Study Reveals U.S. Cities With Best and Worst Travel Taxes
A new Global Business Travel Association study shows the impact taxes have on a traveler’s bill and ranks the top-50 U.S. destinations by travel taxes.
Business travel costs can add up when you tally hotel, car rental, and meals. But a new study by the Global Business Travel Association (GBTA) Foundation found that travel taxes on those necessities increase a traveler’s total bill by 58 percent, up 1 percent from 2012.
The annual study, which also ranks the best and worst destinations for single-day travel taxes, showed that despite Florida’s reputation as an “exotic” location, three cities from the Sunshine State top the list of destinations with the lowest total tax burden—general sales taxes combined with travel taxes—for business travelers; each levies roughly $22.61 per day in total taxes.
Conversely, Chicago tops the list for highest total tax burden ($41.04), followed by New York ($38.65), and Minneapolis ($36.70). The average total tax burden among the top-50 destinations was $29.94.
When looking at just the travel tax burden, which GBTA refers to as “discriminatory travel taxes,” three California cities—Burbank ($1.58), Orange County ($3.16), and Ontario ($4.48)—rank the lowest.
Meanwhile, Portland, Oregon ($22.86), Boston ($19.34), and Indianapolis ($18.10) had the highest discriminatory travel taxes.

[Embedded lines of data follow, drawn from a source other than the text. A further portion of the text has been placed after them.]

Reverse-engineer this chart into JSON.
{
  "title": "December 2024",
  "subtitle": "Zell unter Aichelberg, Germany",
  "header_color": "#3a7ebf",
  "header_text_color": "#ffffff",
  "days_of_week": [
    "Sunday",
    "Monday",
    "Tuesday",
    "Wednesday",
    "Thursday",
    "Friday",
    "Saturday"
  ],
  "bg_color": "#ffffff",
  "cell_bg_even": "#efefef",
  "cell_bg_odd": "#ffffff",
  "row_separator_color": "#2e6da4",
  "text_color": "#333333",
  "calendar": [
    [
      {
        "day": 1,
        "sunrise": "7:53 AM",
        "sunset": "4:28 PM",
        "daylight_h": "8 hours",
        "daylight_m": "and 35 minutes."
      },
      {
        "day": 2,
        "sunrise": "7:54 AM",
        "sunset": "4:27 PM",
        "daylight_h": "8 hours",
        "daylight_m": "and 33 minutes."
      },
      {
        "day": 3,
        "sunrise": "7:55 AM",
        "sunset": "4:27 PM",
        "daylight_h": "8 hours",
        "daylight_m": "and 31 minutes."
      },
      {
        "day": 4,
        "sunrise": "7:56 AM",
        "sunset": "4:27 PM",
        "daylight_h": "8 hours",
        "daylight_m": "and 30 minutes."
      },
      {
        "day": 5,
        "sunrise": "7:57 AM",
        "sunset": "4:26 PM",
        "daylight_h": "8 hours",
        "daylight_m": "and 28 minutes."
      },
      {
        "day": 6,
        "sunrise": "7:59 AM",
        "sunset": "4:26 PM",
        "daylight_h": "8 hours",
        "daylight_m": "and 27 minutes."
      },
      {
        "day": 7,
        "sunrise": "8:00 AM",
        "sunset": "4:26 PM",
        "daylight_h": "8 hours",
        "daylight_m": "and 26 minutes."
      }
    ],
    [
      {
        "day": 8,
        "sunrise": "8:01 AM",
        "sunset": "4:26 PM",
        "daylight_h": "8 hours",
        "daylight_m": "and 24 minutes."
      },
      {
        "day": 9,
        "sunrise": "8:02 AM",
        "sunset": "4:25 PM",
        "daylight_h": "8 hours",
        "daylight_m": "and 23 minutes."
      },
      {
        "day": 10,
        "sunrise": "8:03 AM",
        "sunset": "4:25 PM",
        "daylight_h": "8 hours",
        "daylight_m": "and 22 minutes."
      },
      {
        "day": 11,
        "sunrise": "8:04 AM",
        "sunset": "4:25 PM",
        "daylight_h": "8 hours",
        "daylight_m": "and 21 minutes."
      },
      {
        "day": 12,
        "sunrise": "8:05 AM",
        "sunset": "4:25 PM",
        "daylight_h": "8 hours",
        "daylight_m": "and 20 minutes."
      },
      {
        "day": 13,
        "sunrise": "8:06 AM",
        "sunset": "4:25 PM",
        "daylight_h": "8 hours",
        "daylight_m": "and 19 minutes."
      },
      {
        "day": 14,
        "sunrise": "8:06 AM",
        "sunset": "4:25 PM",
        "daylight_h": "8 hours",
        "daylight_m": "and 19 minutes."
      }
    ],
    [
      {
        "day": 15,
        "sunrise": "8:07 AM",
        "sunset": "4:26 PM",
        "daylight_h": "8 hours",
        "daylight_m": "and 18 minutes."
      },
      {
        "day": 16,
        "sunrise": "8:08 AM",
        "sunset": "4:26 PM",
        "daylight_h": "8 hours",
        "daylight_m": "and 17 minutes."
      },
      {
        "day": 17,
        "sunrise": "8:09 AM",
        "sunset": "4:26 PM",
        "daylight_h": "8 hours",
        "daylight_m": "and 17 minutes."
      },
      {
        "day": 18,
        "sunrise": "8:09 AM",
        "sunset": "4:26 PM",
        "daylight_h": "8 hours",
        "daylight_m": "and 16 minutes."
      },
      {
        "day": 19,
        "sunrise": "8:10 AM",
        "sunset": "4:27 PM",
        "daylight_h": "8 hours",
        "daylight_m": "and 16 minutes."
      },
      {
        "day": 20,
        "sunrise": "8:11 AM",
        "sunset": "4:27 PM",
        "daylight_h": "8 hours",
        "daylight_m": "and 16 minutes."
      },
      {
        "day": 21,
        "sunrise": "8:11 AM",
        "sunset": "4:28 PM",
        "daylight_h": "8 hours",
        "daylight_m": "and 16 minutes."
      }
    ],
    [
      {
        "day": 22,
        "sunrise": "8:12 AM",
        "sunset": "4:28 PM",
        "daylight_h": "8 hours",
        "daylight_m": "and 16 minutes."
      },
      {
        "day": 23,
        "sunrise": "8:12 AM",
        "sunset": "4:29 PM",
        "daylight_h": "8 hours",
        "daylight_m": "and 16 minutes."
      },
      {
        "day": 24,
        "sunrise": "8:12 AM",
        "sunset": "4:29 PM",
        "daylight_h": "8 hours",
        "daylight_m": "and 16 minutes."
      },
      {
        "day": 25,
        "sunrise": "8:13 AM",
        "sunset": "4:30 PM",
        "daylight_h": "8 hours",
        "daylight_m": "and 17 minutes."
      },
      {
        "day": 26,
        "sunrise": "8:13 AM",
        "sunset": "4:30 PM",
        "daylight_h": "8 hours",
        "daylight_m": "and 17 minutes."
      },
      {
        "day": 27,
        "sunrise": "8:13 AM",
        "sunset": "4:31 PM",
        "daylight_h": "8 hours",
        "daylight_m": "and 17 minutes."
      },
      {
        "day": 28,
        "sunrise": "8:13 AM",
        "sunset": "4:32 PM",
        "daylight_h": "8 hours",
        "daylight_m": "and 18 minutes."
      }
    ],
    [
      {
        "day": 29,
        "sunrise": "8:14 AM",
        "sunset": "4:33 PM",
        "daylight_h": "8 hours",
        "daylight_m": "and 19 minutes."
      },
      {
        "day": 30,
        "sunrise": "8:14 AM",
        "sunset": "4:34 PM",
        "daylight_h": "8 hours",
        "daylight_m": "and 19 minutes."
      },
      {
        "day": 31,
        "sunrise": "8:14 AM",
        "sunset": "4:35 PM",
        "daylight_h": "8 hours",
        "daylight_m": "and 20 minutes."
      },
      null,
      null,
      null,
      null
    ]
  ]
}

“Municipalities are under pressure to raise revenue wherever they can, but imposing too heavy a tax burden on business travel is a shortsighted strategy,” GBTA Foundation Vice President of Research Joseph Bates said in a statement. “With taxes rising in every area of society, companies and travel managers are taking an increasingly hard look at the price they’re being asked to pay to visit any given city or region.”
The group warned that the high travel tax rates could negatively impact business for the cities that sit high on the list.
“Road warriors strengthen the economy, create jobs, and drive economic security. Yet governments insist on treating travelers like their ATM,” Michael W. McCormick, executive director and COO of GBTA, said in the statement. “These types of punitive travel taxes will ultimately push business travelers to stay home, and we all pay when governments take a short-sighted approach that raises the costs for business travel.”